И вот она снова успокоилась.
Они встали из-за стола и посмотрели, как она лежит. Как каменная, глаза – будто кукольные пуговицы, воронка пара толчками поднимается в холодный воздух.
– Идите в школу, пацаны, – сказал Артуро. – Я остаюсь дома.
Когда они ушли, он подошел к постели:
– Тебе принести чего-нибудь, Ма?
– Уходи, Артуро. Оставь меня в покое.
– Позвать доктора Хастингса?
– Нет. Оставь меня в покое. Уходи. Ступай в школу. Опоздаешь.
– Может, Папу поискать?
– Не смей.
Неожиданно ему показалось, что так будет правильно.
– Все равно попробую, – сказал он. – Так и сделаю. – И он рванулся за курткой.
– Артуро!
Она кошкой соскочила с кровати. Когда он обернулся в чулане с одеждой, просунув одну руку в свитер, то ахнул от неожиданности: она уже стояла рядом.
– Не смей ходить за своим отцом! Ты слышишь? Только попробуй! – Она так близко наклонилась к его лицу, что забрызгала его горячей слюной, срывавшейся с губ. Он отпрянул в угол и отвернулся, боясь ее, боясь даже взглянуть на нее. С силой, изумившей Артуро, она схватила его за плечо и развернула к себе. – Ты ведь его видел, правда? Он с этой женщиной.
– С какой женщиной? – Он резко вывернулся и засуетился, влезая в свитер.
Мария оторвала его руки и взяла его за плечи так, что ногти впились в тело:
– Артуро, посмотри мне в глаза! Ты его видел, правда?
– Нет.
Но он улыбнулся; не потому, что хотел ее помучить, а потому, что верил: в своей лжи он преуспел. Улыбнулся слишком поспешно. Рот ее сомкнулся, и лицо смягчилось от поражения. Она слабо улыбнулась в ответ, не желая знать всего, однако смутно довольная, что он постарался защитить ее от дурных известий.

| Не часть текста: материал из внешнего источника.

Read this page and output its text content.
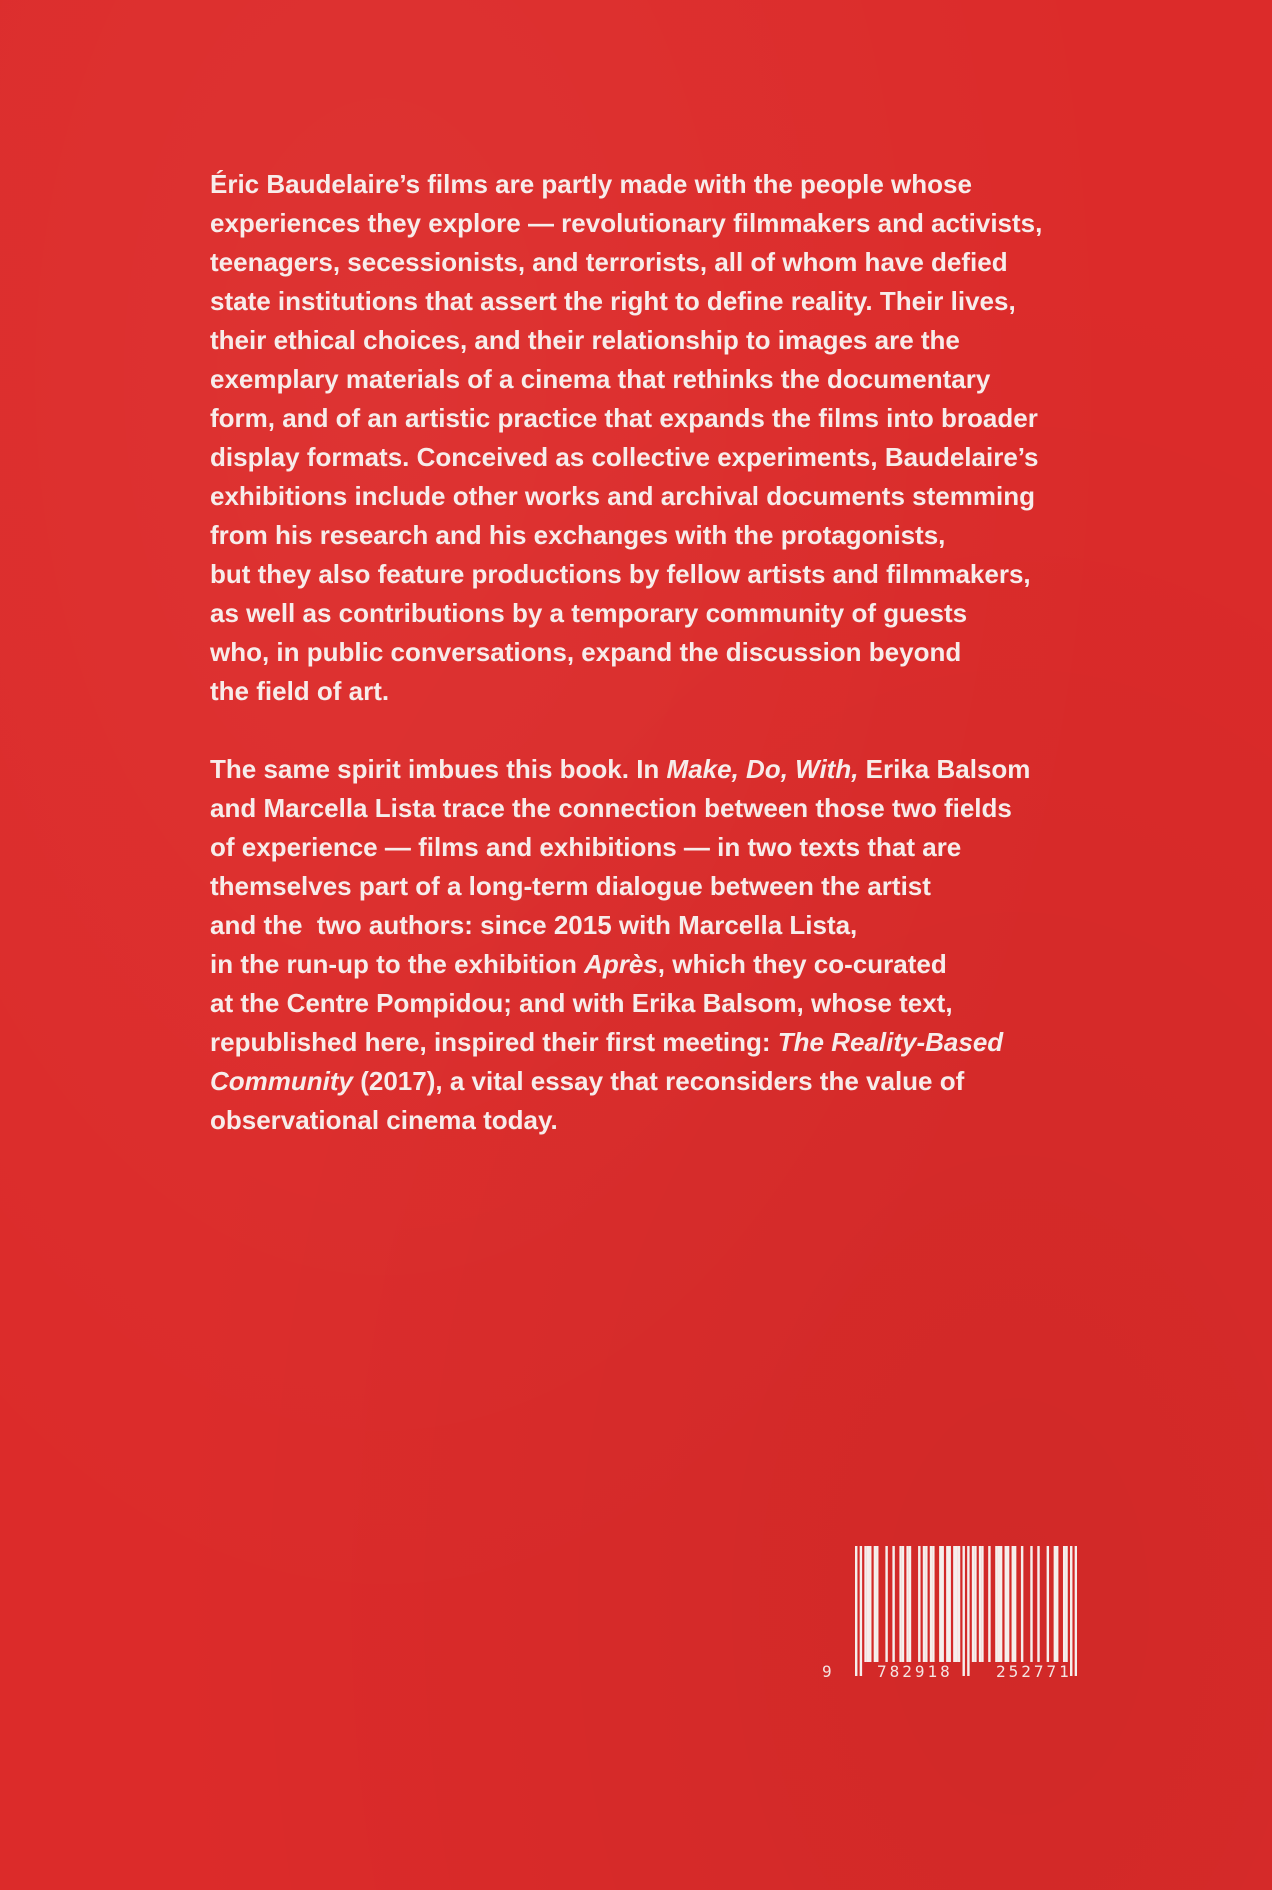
Éric Baudelaire’s films are partly made with the people whose
experiences they explore — revolutionary filmmakers and activists,
teenagers, secessionists, and terrorists, all of whom have defied
state institutions that assert the right to define reality. Their lives,
their ethical choices, and their relationship to images are the
exemplary materials of a cinema that rethinks the documentary
form, and of an artistic practice that expands the films into broader
display formats. Conceived as collective experiments, Baudelaire’s
exhibitions include other works and archival documents stemming
from his research and his exchanges with the protagonists,
but they also feature productions by fellow artists and filmmakers,
as well as contributions by a temporary community of guests
who, in public conversations, expand the discussion beyond
the field of art.
The same spirit imbues this book. In Make, Do, With, Erika Balsom
and Marcella Lista trace the connection between those two fields
of experience — films and exhibitions — in two texts that are
themselves part of a long-term dialogue between the artist
and the  two authors: since 2015 with Marcella Lista,
in the run-up to the exhibition Après, which they co-curated
at the Centre Pompidou; and with Erika Balsom, whose text,
republished here, inspired their first meeting: The Reality-Based
Community (2017), a vital essay that reconsiders the value of
observational cinema today.
9	782918	252771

– Понимаю, – произнесла она. – Понимаю.
– Ты ничего не понимаешь, ты ахинею несешь.
– Когда ты видел его, Артуро?
– Говорю тебе, я его не видел.
Она выпрямилась и расправила плечи.
– Ступай в школу, Артуро. Со мной все хорошо будет. Мне никто не нужен.
Но все равно он остался дома, бродил по комнатам, ворошил огонь в печках, то и дело заглядывая к ней в комнату, где она лежала, как обычно, остекленевшие глаза изучали потолок, постукивали четки. Она больше не заставляла его идти в школу, и он чувствовал, что может ей как-то пригодиться, что ей спокойнее от его присутствия. Через некоторое время он извлек книжку «Ужасных Преступлений» из своего тайника под полом и уселся читать в кухне, утвердив ноги на чурке в духовке.

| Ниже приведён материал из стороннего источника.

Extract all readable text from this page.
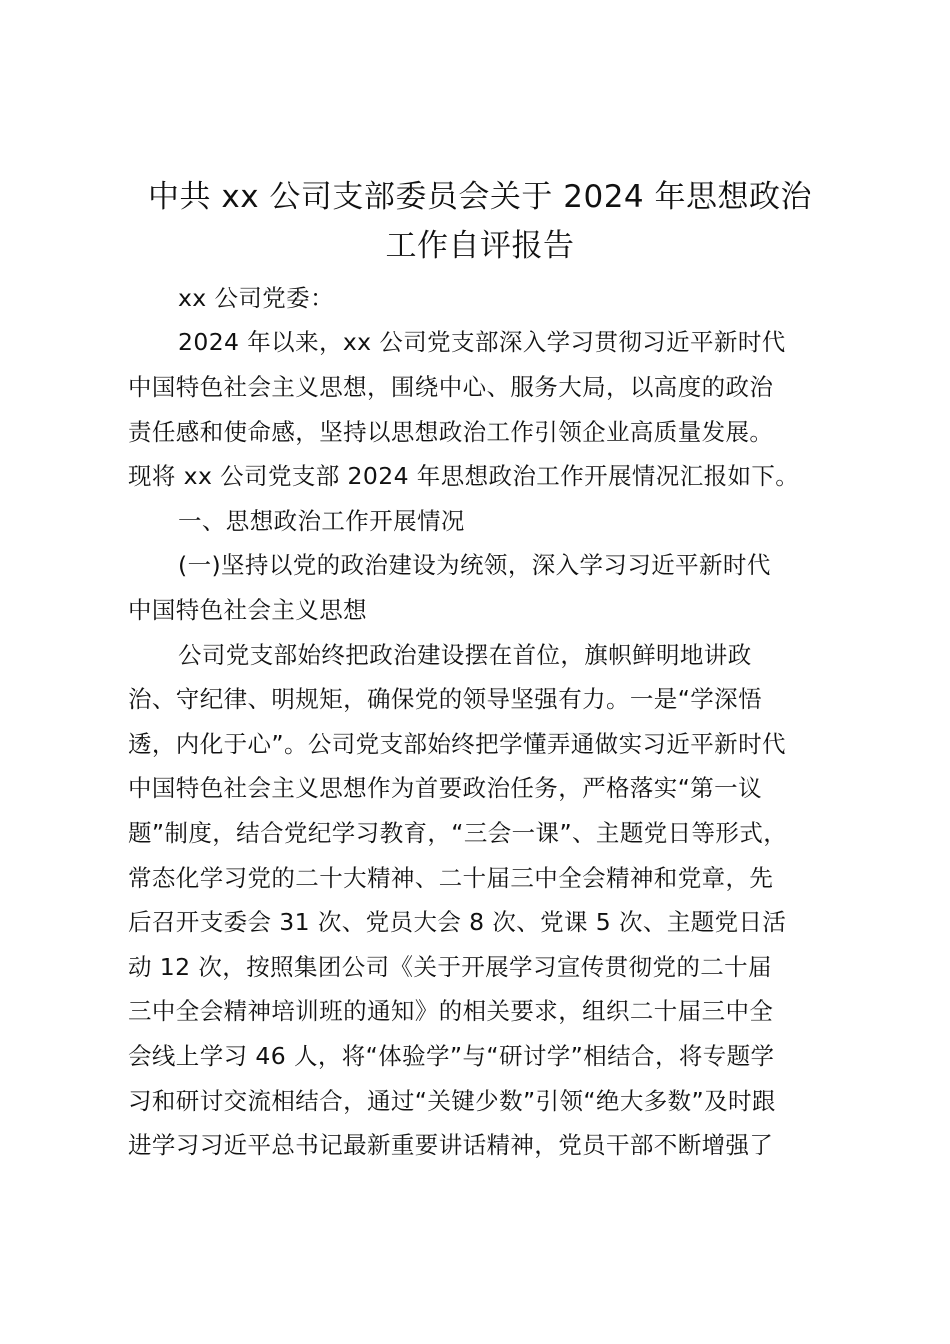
中共 xx 公司支部委员会关于 2024 年思想政治
工作自评报告
xx 公司党委：
2024 年以来，xx 公司党支部深入学习贯彻习近平新时代
中国特色社会主义思想，围绕中心、服务大局，以高度的政治
责任感和使命感，坚持以思想政治工作引领企业高质量发展。
现将 xx 公司党支部 2024 年思想政治工作开展情况汇报如下。
一、思想政治工作开展情况
(一)坚持以党的政治建设为统领，深入学习习近平新时代
中国特色社会主义思想
公司党支部始终把政治建设摆在首位，旗帜鲜明地讲政
治、守纪律、明规矩，确保党的领导坚强有力。一是“学深悟
透，内化于心”。公司党支部始终把学懂弄通做实习近平新时代
中国特色社会主义思想作为首要政治任务，严格落实“第一议
题”制度，结合党纪学习教育，“三会一课”、主题党日等形式，
常态化学习党的二十大精神、二十届三中全会精神和党章，先
后召开支委会 31 次、党员大会 8 次、党课 5 次、主题党日活
动 12 次，按照集团公司《关于开展学习宣传贯彻党的二十届
三中全会精神培训班的通知》的相关要求，组织二十届三中全
会线上学习 46 人，将“体验学”与“研讨学”相结合，将专题学
习和研讨交流相结合，通过“关键少数”引领“绝大多数”及时跟
进学习习近平总书记最新重要讲话精神，党员干部不断增强了
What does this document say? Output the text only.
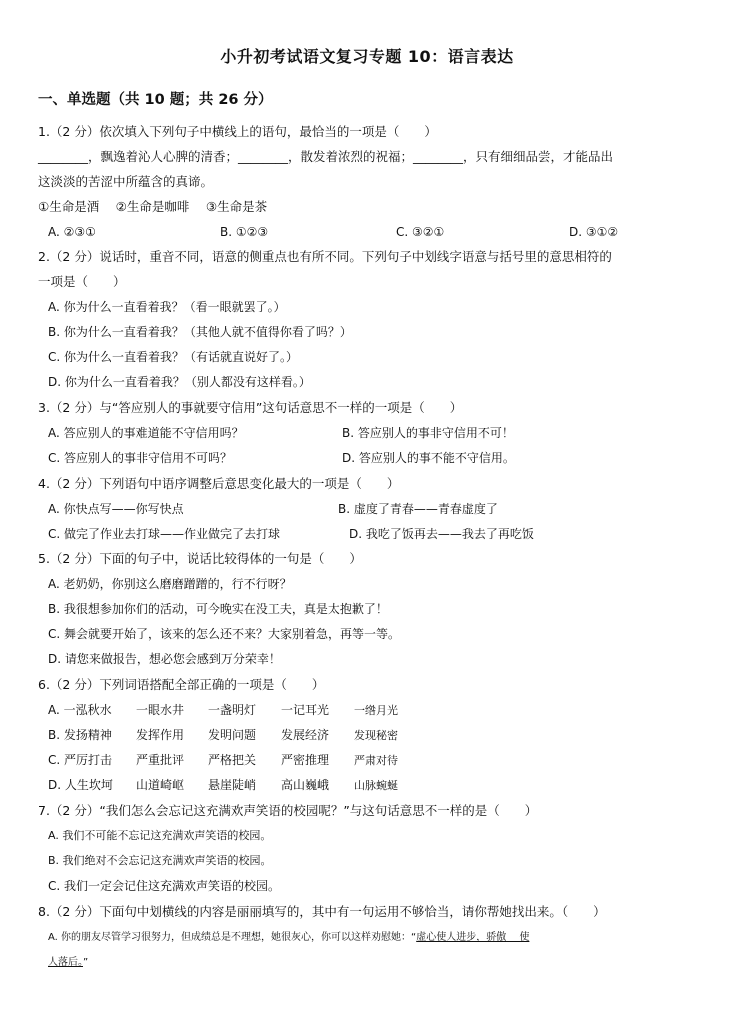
小升初考试语文复习专题 10：语言表达
一、单选题（共 10 题；共 26 分）
1.（2 分）依次填入下列句子中横线上的语句，最恰当的一项是（　　）
________，飘逸着沁人心脾的清香；________，散发着浓烈的祝福；________，只有细细品尝，才能品出
这淡淡的苦涩中所蕴含的真谛。
①生命是酒　 ②生命是咖啡　 ③生命是茶
A. ②③①	B. ①②③	C. ③②①	D. ③①②
2.（2 分）说话时，重音不同，语意的侧重点也有所不同。下列句子中划线字语意与括号里的意思相符的
一项是（　　）
A. 你为什么一直看着我？（看一眼就罢了。）
B. 你为什么一直看着我？（其他人就不值得你看了吗？）
C. 你为什么一直看着我？（有话就直说好了。）
D. 你为什么一直看着我？（别人都没有这样看。）
3.（2 分）与“答应别人的事就要守信用”这句话意思不一样的一项是（　　）
A. 答应别人的事难道能不守信用吗？	B. 答应别人的事非守信用不可！
C. 答应别人的事非守信用不可吗？	D. 答应别人的事不能不守信用。
4.（2 分）下列语句中语序调整后意思变化最大的一项是（　　）
A. 你快点写——你写快点	B. 虚度了青春——青春虚度了
C. 做完了作业去打球——作业做完了去打球	D. 我吃了饭再去——我去了再吃饭
5.（2 分）下面的句子中，说话比较得体的一句是（　　）
A. 老奶奶，你别这么磨磨蹭蹭的，行不行呀？
B. 我很想参加你们的活动，可今晚实在没工夫，真是太抱歉了！
C. 舞会就要开始了，该来的怎么还不来？大家别着急，再等一等。
D. 请您来做报告，想必您会感到万分荣幸！
6.（2 分）下列词语搭配全部正确的一项是（　　）
A. 一泓秋水 一眼水井 一盏明灯 一记耳光 一绺月光
B. 发扬精神 发挥作用 发明问题 发展经济 发现秘密
C. 严厉打击 严重批评 严格把关 严密推理 严肃对待
D. 人生坎坷 山道崎岖 悬崖陡峭 高山巍峨 山脉蜿蜒
7.（2 分）“我们怎么会忘记这充满欢声笑语的校园呢？”与这句话意思不一样的是（　　）
A. 我们不可能不忘记这充满欢声笑语的校园。
B. 我们绝对不会忘记这充满欢声笑语的校园。
C. 我们一定会记住这充满欢声笑语的校园。
8.（2 分）下面句中划横线的内容是丽丽填写的，其中有一句运用不够恰当，请你帮她找出来。（　　）
A. 你的朋友尽管学习很努力，但成绩总是不理想，她很灰心，你可以这样劝慰她：“虚心使人进步，骄傲　 使
人落后。”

Ему всегда хотелось, чтобы мама была хорошенькой, красивой. Теперь же это желание стало одержимостью, эта мысль просачивалась сквозь страницы «Ужасных Преступлений» и претворялась в ничтожество женщины, лежавшей на кровати. Он отложил журнал и просто сидел, кусая губу. Шестнадцать лет назад его мать была прекрасна – он видел ее фотографию. Ох, эта фотография! Множество раз, возвращаясь домой из школы и видя, что мама устала, вся в хлопотах и совсем не красива, он подходил к чемодану и вытаскивал ее – фотографию большеглазой девочки в широкополой шляпке, улыбавшейся множеством мелких зубок, красавица, а не девочка, стоит под яблоней на заднем дворе Бабки Тосканы. О Мамма, тогда бы тебя поцеловать! О Мамма, зачем же ты так изменилась?